Etre dans Le Coup

Summer is upon me, that is to say that for the time being I can remain put and concentrate of summery things like going to the beach and gardening.  I have looked forward to a lengthy interval in France for numerous reasons but one of which is that I hope, during the 6-weeks planned, to lick the garden into shape.

It is a huge treat that our lovely Tuttles invite us to supper the day we arrive.   Claire cooks something called Company Casserole which is divinely comfort food and I must try this on the family.  She serves a dark rich chocolate and red berry torte for pudding, laced with chilli.  An interesting experience!

On Bastille Day, La Fete Nationale, we potter around at home during the day then go down to the port at 11p.m. for the fireworks.  Claire posts an enchanting drawing that her granddaughter has made to mark the coup d’état which took place on July 14th 1789.  The following day brings a phone call from Francois Taille inviting us to drinks at midday.    We have Anne’s nephew Lucas with us during the day, working for some spending money for his forthcoming trip to London.  He comes in the morning.   Lunchtime drinks roll into a fest of crab claws and grilled lobster and we roll home afterwards for a bit of kip.

Thursday brings a day of mixed weather when a swim at Le Dranguet with Anne is off, then on, then off and in the end I take myself to Pointe de Saire at the end of the afternoon to rummage in the beach pockets for holed shells and wentletraps and I find one of the latter.  There is always one!  Meanwhile Nick has been fishing and brings home raw material for smokerel pate and ceviche of sea bream.

Blog-IMG_4889  EmmaJuly14Pic

Friday arrives and I have still not achieved much in the garden.  Nothing immediately evident that is, although I have started to work on a long and varied list of tasks that will need to be completed to lick it into shape by the end of August.  We are eating globe artichokes, rhubarb and sorrel – useful ingredients which are able to wait until I get round to picking them.  I make a fabulous seafood bisque that I am unlikely to be able to recreate: it has Pollack stock, crab and lobster stock with bits, mussels in their juice, crab eggs, female Pollack roe pieces.  Thickened with a bit of flour and some cream and soya yogurt.  Trop bon!  In the evening Nick goes fishing with Georgy off Utah Beach and I settle down to my Oxbow paper.

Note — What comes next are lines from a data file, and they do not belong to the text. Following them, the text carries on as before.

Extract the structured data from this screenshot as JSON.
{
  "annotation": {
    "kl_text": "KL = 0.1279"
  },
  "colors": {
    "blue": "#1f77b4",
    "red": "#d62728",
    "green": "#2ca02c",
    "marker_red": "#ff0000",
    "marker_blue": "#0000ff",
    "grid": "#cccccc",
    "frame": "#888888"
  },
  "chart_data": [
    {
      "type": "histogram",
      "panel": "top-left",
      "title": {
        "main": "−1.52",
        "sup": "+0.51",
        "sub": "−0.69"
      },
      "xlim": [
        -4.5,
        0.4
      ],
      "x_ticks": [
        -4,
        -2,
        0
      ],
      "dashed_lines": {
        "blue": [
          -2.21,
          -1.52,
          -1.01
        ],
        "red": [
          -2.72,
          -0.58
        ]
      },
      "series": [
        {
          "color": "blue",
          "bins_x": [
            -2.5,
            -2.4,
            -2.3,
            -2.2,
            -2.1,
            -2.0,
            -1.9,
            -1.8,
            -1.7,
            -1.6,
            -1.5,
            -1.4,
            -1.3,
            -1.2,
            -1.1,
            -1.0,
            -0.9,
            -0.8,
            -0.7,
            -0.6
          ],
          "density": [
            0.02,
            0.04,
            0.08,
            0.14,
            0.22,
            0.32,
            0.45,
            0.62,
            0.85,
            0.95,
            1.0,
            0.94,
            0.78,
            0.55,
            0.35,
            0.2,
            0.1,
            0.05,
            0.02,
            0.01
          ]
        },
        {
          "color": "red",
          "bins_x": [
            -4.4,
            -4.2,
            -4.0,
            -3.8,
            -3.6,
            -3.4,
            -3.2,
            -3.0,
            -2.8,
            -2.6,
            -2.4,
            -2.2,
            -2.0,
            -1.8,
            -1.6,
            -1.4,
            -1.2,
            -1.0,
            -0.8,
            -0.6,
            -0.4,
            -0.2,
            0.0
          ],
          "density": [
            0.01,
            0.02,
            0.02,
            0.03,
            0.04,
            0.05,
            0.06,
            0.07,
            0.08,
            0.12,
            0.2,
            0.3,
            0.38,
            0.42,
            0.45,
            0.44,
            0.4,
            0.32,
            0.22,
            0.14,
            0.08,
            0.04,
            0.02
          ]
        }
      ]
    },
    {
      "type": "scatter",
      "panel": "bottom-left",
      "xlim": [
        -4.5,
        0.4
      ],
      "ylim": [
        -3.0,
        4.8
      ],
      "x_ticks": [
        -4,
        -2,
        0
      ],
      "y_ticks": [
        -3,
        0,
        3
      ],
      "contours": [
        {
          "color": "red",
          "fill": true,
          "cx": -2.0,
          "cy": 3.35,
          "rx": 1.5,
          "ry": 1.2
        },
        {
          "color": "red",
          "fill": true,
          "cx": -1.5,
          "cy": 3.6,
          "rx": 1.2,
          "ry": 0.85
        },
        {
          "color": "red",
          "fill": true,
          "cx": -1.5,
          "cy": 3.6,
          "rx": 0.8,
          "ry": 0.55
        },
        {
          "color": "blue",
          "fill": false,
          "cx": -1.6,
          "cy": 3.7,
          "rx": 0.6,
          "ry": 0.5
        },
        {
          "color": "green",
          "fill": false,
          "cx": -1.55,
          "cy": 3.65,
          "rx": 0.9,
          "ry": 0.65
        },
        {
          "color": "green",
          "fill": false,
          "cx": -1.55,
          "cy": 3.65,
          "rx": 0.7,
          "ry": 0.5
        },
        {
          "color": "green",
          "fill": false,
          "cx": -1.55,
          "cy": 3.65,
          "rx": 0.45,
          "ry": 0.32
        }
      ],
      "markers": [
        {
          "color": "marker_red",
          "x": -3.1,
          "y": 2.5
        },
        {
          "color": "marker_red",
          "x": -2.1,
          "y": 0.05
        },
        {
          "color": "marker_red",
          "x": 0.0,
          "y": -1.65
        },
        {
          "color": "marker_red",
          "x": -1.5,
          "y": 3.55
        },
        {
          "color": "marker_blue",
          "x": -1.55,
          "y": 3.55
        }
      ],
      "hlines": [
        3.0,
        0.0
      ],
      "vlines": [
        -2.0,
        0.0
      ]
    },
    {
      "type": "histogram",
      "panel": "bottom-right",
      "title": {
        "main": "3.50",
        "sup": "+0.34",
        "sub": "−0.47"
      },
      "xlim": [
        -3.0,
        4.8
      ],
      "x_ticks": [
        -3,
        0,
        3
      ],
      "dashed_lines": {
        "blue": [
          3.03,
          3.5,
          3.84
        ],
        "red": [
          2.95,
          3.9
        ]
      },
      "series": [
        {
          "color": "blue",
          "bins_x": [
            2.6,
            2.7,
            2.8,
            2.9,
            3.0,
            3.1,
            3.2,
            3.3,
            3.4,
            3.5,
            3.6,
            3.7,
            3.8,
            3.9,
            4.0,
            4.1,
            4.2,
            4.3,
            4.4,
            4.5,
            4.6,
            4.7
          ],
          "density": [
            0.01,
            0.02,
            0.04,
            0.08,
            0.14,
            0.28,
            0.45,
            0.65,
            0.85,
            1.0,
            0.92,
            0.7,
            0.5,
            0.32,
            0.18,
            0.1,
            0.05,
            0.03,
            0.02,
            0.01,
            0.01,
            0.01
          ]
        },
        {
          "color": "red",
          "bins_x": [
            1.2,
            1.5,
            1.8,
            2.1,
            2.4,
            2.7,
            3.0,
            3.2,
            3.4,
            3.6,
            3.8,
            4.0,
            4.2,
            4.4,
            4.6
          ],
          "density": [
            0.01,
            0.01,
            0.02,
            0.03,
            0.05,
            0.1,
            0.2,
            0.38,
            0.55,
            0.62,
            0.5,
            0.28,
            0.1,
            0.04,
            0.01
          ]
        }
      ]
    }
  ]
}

Blog-NickandGurnard                                 glasswindchime

On Saturday I spend more time in the kitchen than I had reckoned but ceviche of bream, lentil, butter bean and sorrel salad and rhubarb jam roll off the production line.  In the evening we have an apero soiree with the Poulets and the Bougouins and munch fish contributions from the Light household, Thai and Indian snacks and pate crostinis from the Poulet kitchen.  With champagne and an Irish Coffee to wind it up, it is enough.  I hope the bathroom scales will tell a good story tomorrow.